Au Congo, l’Afrique trouve le nord avec la boussole du Groupe de la BAD
Améliorer l’accès au capital: mobiliser les ressources financières de l’Afrique; réformer et consolider les systèmes financiers, les institutions et les talents du continent pour affirmer l’action mondiale de l’Afrique; exploiter la transformation démographique pour le développement économique; construire des infrastructures résilientes au climat et une forte valeur ajoutée aux ressources naturelles.
Ce sont les «Quatre points cardinaux» du président du Groupe de la Banque Africaine de Développement, Dr Sidi Ould Tah. Une vision qu’il a réitérée, le mardi 26 mai 2026, à Brazzaville en République du Congo, à l’occasion du lancement des 61e Assemblées nationales du Groupe. C’était devant trois chefs de l’Etat, le Congolais Denis Sassou Nguesso, hôte de la rencontre, le Centrafricain Faustin Archange Touadéra, et le Gabonais Brice Clotaire Oligui Nguema, et un aréopage de décideurs, politiques, universitaires, leaders de la Société civile.
S’abreuvant à la source de la Nouvelle architecture financière africaine du développement (NAFAD), cette vision, ont reconnu nombre d’experts, ne peut que faire retrouver le nord à l’Afrique, continent que le Groupe de la BAD appelle à compter sur ses propres forces pour être présent au rendez-vous du développement sur l’échiquier mondial.

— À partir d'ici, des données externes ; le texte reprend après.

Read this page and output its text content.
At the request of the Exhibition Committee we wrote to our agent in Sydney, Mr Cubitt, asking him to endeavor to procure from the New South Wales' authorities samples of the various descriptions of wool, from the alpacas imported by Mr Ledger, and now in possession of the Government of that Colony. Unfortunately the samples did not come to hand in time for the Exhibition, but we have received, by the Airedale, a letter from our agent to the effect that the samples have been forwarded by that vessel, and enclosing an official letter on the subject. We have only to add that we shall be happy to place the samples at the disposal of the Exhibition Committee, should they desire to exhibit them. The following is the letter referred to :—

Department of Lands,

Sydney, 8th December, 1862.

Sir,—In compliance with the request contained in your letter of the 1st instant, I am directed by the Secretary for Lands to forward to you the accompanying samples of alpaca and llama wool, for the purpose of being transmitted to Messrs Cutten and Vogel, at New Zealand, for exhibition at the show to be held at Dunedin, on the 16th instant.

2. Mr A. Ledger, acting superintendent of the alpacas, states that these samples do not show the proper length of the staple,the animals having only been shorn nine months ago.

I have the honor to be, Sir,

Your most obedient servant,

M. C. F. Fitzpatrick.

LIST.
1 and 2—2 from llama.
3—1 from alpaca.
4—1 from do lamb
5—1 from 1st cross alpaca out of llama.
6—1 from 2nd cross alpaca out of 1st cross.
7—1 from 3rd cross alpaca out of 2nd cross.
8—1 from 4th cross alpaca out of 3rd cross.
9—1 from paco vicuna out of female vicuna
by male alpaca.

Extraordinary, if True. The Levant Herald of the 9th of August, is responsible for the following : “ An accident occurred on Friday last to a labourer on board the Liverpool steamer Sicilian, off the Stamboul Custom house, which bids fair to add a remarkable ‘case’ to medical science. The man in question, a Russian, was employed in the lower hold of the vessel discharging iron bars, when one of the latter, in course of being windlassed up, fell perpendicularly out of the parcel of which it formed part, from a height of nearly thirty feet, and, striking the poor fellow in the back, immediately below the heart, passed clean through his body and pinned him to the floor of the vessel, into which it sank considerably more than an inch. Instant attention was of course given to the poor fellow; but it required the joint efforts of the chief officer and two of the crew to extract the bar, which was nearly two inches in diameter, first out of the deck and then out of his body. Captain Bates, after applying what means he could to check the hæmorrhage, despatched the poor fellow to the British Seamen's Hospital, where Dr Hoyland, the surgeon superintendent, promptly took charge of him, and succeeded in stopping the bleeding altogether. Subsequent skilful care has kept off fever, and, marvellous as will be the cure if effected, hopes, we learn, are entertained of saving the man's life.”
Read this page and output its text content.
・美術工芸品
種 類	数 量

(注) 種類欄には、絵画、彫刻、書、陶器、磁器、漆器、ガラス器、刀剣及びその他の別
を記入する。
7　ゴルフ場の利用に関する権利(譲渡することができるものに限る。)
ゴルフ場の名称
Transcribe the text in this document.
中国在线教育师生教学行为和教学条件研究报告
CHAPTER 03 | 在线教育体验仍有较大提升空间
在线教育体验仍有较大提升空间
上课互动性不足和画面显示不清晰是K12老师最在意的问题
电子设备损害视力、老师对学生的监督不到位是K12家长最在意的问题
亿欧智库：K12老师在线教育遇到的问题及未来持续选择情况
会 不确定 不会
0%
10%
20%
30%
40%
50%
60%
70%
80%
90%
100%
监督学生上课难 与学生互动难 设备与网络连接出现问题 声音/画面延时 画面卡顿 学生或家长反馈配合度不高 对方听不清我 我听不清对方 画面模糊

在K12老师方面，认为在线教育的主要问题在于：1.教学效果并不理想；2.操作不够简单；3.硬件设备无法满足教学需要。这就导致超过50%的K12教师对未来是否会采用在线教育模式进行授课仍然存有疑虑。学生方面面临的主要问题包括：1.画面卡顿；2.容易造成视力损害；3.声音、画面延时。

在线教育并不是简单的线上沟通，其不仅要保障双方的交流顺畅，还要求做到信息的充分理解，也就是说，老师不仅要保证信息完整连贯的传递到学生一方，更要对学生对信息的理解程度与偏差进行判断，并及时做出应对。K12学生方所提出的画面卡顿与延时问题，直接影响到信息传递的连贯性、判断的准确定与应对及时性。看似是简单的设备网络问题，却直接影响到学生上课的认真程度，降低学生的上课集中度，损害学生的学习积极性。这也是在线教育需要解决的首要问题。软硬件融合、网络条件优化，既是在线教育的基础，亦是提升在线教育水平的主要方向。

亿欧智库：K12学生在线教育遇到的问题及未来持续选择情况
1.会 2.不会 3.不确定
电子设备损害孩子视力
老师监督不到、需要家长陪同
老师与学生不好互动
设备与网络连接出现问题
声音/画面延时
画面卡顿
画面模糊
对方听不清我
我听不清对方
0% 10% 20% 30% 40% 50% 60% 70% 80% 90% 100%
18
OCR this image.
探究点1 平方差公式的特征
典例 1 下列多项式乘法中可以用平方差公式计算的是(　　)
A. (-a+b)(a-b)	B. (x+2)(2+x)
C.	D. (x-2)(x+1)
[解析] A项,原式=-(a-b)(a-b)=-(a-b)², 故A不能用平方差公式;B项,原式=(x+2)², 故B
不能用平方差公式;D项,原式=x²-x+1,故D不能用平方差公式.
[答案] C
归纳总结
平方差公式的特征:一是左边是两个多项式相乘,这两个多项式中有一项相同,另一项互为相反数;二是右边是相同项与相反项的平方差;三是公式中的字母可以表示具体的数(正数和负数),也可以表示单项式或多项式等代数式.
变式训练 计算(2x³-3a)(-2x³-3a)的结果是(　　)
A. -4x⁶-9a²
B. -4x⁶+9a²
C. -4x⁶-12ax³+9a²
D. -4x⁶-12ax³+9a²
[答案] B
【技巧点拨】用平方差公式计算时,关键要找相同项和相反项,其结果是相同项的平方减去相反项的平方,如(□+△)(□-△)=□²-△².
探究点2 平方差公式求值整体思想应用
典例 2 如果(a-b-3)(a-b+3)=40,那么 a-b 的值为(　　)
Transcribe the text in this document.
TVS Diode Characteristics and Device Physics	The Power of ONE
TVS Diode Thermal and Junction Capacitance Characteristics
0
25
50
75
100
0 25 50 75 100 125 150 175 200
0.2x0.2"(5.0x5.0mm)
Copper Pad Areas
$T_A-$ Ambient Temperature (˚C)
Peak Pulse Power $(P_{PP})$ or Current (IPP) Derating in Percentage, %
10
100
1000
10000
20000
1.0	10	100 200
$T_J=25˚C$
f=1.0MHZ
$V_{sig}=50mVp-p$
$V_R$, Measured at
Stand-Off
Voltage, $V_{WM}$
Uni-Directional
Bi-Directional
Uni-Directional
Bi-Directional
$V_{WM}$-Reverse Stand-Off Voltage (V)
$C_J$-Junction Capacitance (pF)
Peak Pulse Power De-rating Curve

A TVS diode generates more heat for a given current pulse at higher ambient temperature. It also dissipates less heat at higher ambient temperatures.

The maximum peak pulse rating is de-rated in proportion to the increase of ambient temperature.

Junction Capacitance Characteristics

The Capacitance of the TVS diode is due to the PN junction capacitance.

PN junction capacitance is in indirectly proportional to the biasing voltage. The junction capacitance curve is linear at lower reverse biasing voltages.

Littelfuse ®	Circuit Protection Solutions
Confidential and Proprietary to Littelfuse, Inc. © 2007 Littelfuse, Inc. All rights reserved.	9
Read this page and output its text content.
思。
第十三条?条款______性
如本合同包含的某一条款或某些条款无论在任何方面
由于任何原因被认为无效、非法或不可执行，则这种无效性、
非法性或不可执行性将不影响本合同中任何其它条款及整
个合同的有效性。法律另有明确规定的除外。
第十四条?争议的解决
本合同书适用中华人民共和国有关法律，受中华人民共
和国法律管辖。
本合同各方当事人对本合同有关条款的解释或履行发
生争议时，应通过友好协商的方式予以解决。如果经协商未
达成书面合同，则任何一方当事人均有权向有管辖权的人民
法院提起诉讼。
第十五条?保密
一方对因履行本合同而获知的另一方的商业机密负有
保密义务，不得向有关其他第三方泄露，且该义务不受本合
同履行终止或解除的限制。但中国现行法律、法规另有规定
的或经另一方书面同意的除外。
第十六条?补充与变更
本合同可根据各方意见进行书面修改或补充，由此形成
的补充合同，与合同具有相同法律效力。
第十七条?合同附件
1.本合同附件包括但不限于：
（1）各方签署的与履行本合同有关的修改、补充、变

D’où la pertinence du thème des Assemblées annuelles 2026, «Mobiliser des ressources à grande échelle pour le financement du développement de l’Afrique dans un monde fragmenté». Et dans cette optique, il faut lever les contradictions qui contraignent l’Afrique à toujours tendre la sébile alors qu’en plus de l’apport extérieur, elle regorge de moyens et richesses endogènes pour financer son développement,
«Je réitère mes encouragements au Docteur Sidi Ould Tah, Président du Groupe de la Banque africaine de développement et je forme le vœu que son mandat permette, de consolider les acquis de la Banque; d’accroître sa capacité de mobilisation des ressources; de renforcer son rôle de catalyseur du financement du développement de l’Afrique.» Ainsi parla, le président de la République congolaise, Denis Sassou Nguesso, pour qui, malgré les difficultés qu’elle rencontre, l’Afrique possède, à l’instar de son pays le Congo engagé dans des actions d’envergure, les ressorts nécessaires pour financer son développement.
L’option est donc, désormais, sans équivoque: le Groupe de la BAD et ses partenaires cherchent la voie la plus rapide, et surtout la meilleure, pour briser le cycle infernal de l’aide qui ne développe pas, afin d’inaugurer l’ère des financements à grande échelle dans un monde de guerres, de terrorisme, de maladies, de famine, etc., qui porteront l’Afrique et ses pays vers le développement.